Lightroom's AI Landscape Masking Is Excellent

Adobe’s April 2025 update to Lightroom brought a really useful upgrade to the masking tools: the new Select Landscape feature. It’s a smart addition that automatically detects and creates separate masks for key elements in a landscape photo—things like sky, water, vegetation, mountains, and even man-made structures. It’s gotten a lot of attention, and rightly so. This tool makes it easier than ever to target specific areas of your image for adjustments, all with just a couple of clicks.

In this tutorial, I’ll walk you through how I’m using Select Landscape in my own editing. We’ll work with a mid-day outdoor photo—something with a bright sky, maybe a bit of haze—and I’ll show you how the tool quickly picks out different parts of the scene. Once those masks are in place, we’ll make some subtle color and tone adjustments to bring more depth and life to the photo.

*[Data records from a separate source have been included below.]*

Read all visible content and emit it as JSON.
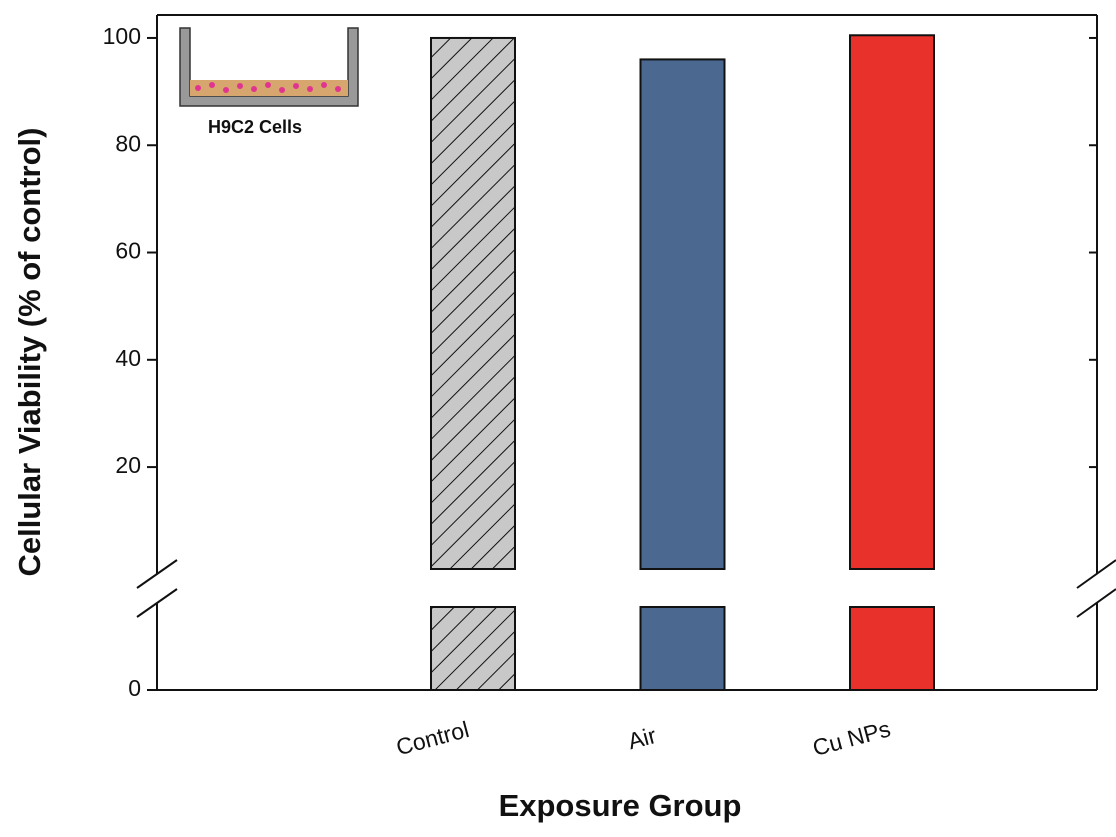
{
  "chart_data": {
    "type": "bar",
    "x_label": "Exposure Group",
    "y_label": "Cellular Viability (% of control)",
    "inset_label": "H9C2 Cells",
    "categories": [
      "Control",
      "Air",
      "Cu NPs"
    ],
    "values": [
      100,
      96,
      100.5
    ],
    "colors": [
      "#c8c8c8",
      "#4a6890",
      "#e8312a"
    ],
    "hatch": [
      true,
      false,
      false
    ],
    "ylim": [
      0,
      104
    ],
    "ybreak": [
      0.5,
      1
    ],
    "yticks": [
      0,
      20,
      40,
      60,
      80,
      100
    ]
  }
}
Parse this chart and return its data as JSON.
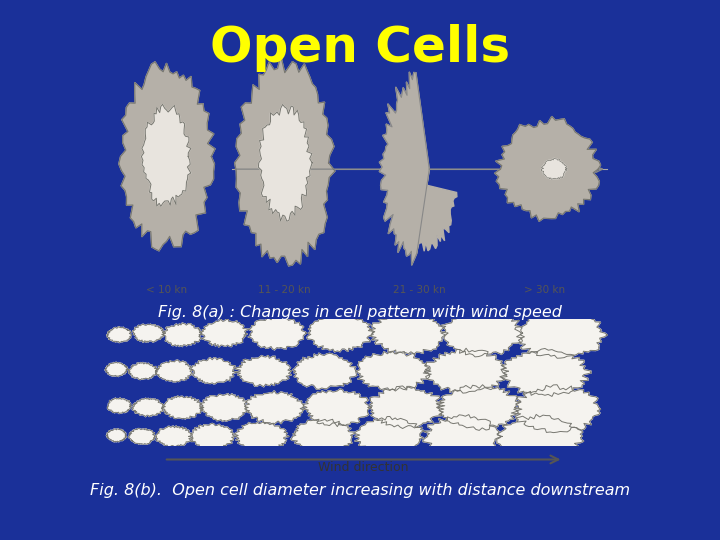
{
  "title": "Open Cells",
  "title_color": "#FFFF00",
  "title_fontsize": 36,
  "bg_color": "#1a3099",
  "fig8a_caption": "Fig. 8(a) : Changes in cell pattern with wind speed",
  "fig8b_caption": "Fig. 8(b).  Open cell diameter increasing with distance downstream",
  "caption_color": "#FFFFFF",
  "caption_fontsize": 11.5,
  "panel_top_bg": "#f2efe9",
  "panel_bot_bg": "#b8b5ae",
  "wind_arrow_bg": "#e8e5df",
  "wind_labels": [
    "< 10 kn",
    "11 - 20 kn",
    "21 - 30 kn",
    "> 30 kn"
  ],
  "wind_direction_label": "Wind direction",
  "gray_outer": "#b5b0a8",
  "gray_inner": "#e8e4de",
  "cell_white": "#f5f3ef",
  "cell_border": "#777770"
}
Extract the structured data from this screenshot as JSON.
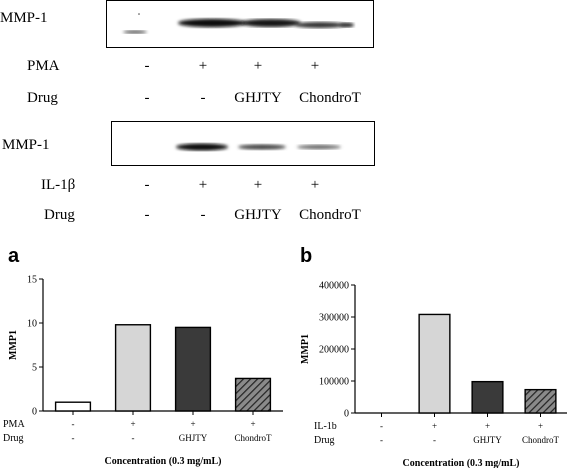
{
  "blot_top": {
    "protein_label": "MMP-1",
    "treatment_label": "PMA",
    "treatment_signs": [
      "-",
      "+",
      "+",
      "+"
    ],
    "drug_label": "Drug",
    "drug_values": [
      "-",
      "-",
      "GHJTY",
      "ChondroT"
    ]
  },
  "blot_bottom": {
    "protein_label": "MMP-1",
    "treatment_label": "IL-1β",
    "treatment_signs": [
      "-",
      "+",
      "+",
      "+"
    ],
    "drug_label": "Drug",
    "drug_values": [
      "-",
      "-",
      "GHJTY",
      "ChondroT"
    ]
  },
  "chart_data": [
    {
      "panel": "a",
      "type": "bar",
      "ylabel": "MMP1",
      "xlabel": "Concentration (0.3 mg/mL)",
      "ylim": [
        0,
        15
      ],
      "yticks": [
        "0",
        "5",
        "10",
        "15"
      ],
      "row1_label": "PMA",
      "row1_values": [
        "-",
        "+",
        "+",
        "+"
      ],
      "row2_label": "Drug",
      "row2_values": [
        "-",
        "-",
        "GHJTY",
        "ChondroT"
      ],
      "values": [
        1.0,
        9.8,
        9.5,
        3.7
      ],
      "bar_styles": [
        "white",
        "lightgray",
        "darkgray",
        "hatched"
      ]
    },
    {
      "panel": "b",
      "type": "bar",
      "ylabel": "MMP1",
      "xlabel": "Concentration (0.3 mg/mL)",
      "ylim": [
        0,
        400000
      ],
      "yticks": [
        "0",
        "100000",
        "200000",
        "300000",
        "400000"
      ],
      "row1_label": "IL-1b",
      "row1_values": [
        "-",
        "+",
        "+",
        "+"
      ],
      "row2_label": "Drug",
      "row2_values": [
        "-",
        "-",
        "GHJTY",
        "ChondroT"
      ],
      "values": [
        0,
        308000,
        98000,
        73000
      ],
      "bar_styles": [
        "white",
        "lightgray",
        "darkgray",
        "hatched"
      ]
    }
  ]
}
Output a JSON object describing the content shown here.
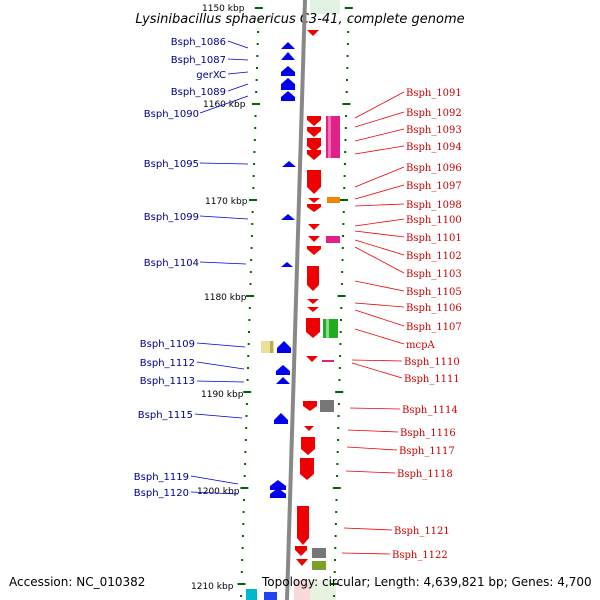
{
  "title": "Lysinibacillus sphaericus C3-41, complete genome",
  "accession": "Accession: NC_010382",
  "topology": "Topology: circular; Length: 4,639,821 bp; Genes: 4,700",
  "scale_labels": [
    "1150 kbp",
    "1160 kbp",
    "1170 kbp",
    "1180 kbp",
    "1190 kbp",
    "1200 kbp",
    "1210 kbp"
  ],
  "left_genes": [
    "Bsph_1086",
    "Bsph_1087",
    "gerXC",
    "Bsph_1089",
    "Bsph_1090",
    "Bsph_1095",
    "Bsph_1099",
    "Bsph_1104",
    "Bsph_1109",
    "Bsph_1112",
    "Bsph_1113",
    "Bsph_1115",
    "Bsph_1119",
    "Bsph_1120"
  ],
  "right_genes": [
    "Bsph_1091",
    "Bsph_1092",
    "Bsph_1093",
    "Bsph_1094",
    "Bsph_1096",
    "Bsph_1097",
    "Bsph_1098",
    "Bsph_1100",
    "Bsph_1101",
    "Bsph_1102",
    "Bsph_1103",
    "Bsph_1105",
    "Bsph_1106",
    "Bsph_1107",
    "mcpA",
    "Bsph_1110",
    "Bsph_1111",
    "Bsph_1114",
    "Bsph_1116",
    "Bsph_1117",
    "Bsph_1118",
    "Bsph_1121",
    "Bsph_1122"
  ],
  "colors": {
    "backbone": "#888888",
    "forward_gene": "#0000ee",
    "reverse_gene": "#ee0000",
    "label_left": "#00008b",
    "label_right": "#cc0000",
    "tick": "#006400",
    "feature_magenta": "#e0218a",
    "feature_green": "#22aa22",
    "feature_gray": "#777777",
    "feature_orange": "#ee8800",
    "feature_khaki": "#e8e09a",
    "feature_cyan": "#00b8cc"
  }
}
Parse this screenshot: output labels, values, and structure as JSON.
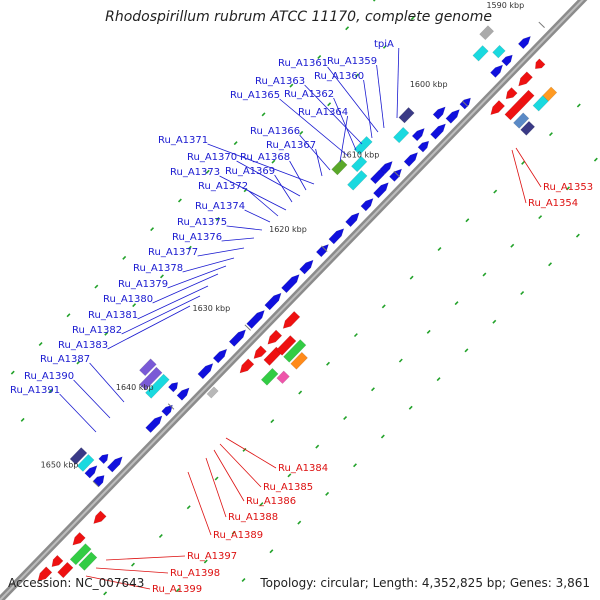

What I like about this approach is how efficient it is. You can make focused edits—enhancing the greens, softening the sky, warming up sunlit areas—without having to manually brush in every change. And the result feels clean and natural. This tool doesn’t just save time, it keeps you in control of your style and vision.

Pro tip: Let Select Landscape create separate masks for each of the regions it detects. You can adjust them independently and craft a more compelling photo.

The Select Landscape feature is now available in both Lightroom and Lightroom Classic, and it’s a fantastic addition for anyone working with outdoor scenes. To get started, just open your photo and head over to the Masking panel. Click on “Landscape,” and Lightroom will automatically scan the image and detect different elements like sky, water, and foliage. Once the masks are generated, you can pick and fine-tune each one individually using the familiar adjustment sliders. It’s a smart, time-saving upgrade that builds on tools like Select Subject and Select Sky, giving landscape photographers more control and efficiency right out of the gate.